READ ALSO: German prosecutors examine 42 cases after church abuse probe

It also accused current archbishop Marx of failing to act in two cases of suspected abuse.

After the report was released, Marx said he was “shocked and ashamed” by the findings.

On Wednesday, Marx said he wondered if celibacy “should be a basic requirement for every priest”.

“I think that things as they are cannot continue like this,” he added.

“I always say this to young priests: living alone is not so easy.

“And if some say: without the obligation of celibacy, they will all get married! My answer is: so what! If they all marry, it would at least be a sign that things are not currently working.”

The unusually forthright comments on the subject came on the eve of a new assembly of the German synod, which is expected to move towards modernising the institution by 2023.

It is expected to look at several subjects viewed with suspicion by conservatives and the Vatican, such as allowing priests to marry and a greater role for women.

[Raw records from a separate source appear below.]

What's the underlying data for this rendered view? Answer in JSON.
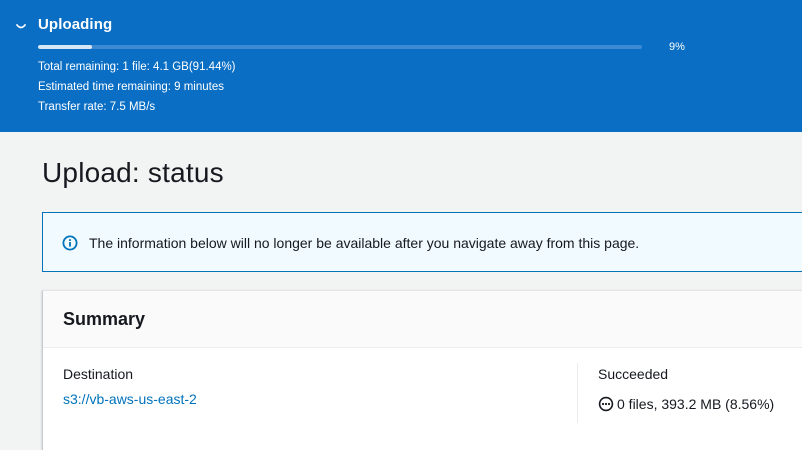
{
  "banner": {
    "title": "Uploading",
    "progress_percent_label": "9%",
    "progress_fraction": 0.09,
    "total_remaining": "Total remaining: 1 file: 4.1 GB(91.44%)",
    "estimated_time": "Estimated time remaining: 9 minutes",
    "transfer_rate": "Transfer rate: 7.5 MB/s",
    "toggle_icon": "chevron-down-icon",
    "background_color": "#0a6ec4"
  },
  "page": {
    "title": "Upload: status"
  },
  "alert": {
    "icon": "info-icon",
    "text": "The information below will no longer be available after you navigate away from this page.",
    "accent_color": "#0073bb"
  },
  "summary": {
    "title": "Summary",
    "destination_label": "Destination",
    "destination_value": "s3://vb-aws-us-east-2",
    "succeeded_label": "Succeeded",
    "succeeded_icon": "in-progress-icon",
    "succeeded_value": "0 files, 393.2 MB (8.56%)",
    "link_color": "#0073bb"
  }
}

Last year Marx offered Pope Francis his resignation over the church’s “institutional and systemic failure” in its handling of child sex abuse scandals.

However Pope Francis rejected his offer, urging the cardinal known for his reforms to stay and help shape change in the church.

Four years ago a report found that at least 3,677 children had been sexually abused in the Catholic Church in Germany since 1946.

But its authors, who did not have access to the church’s files, estimated that the true number was far higher.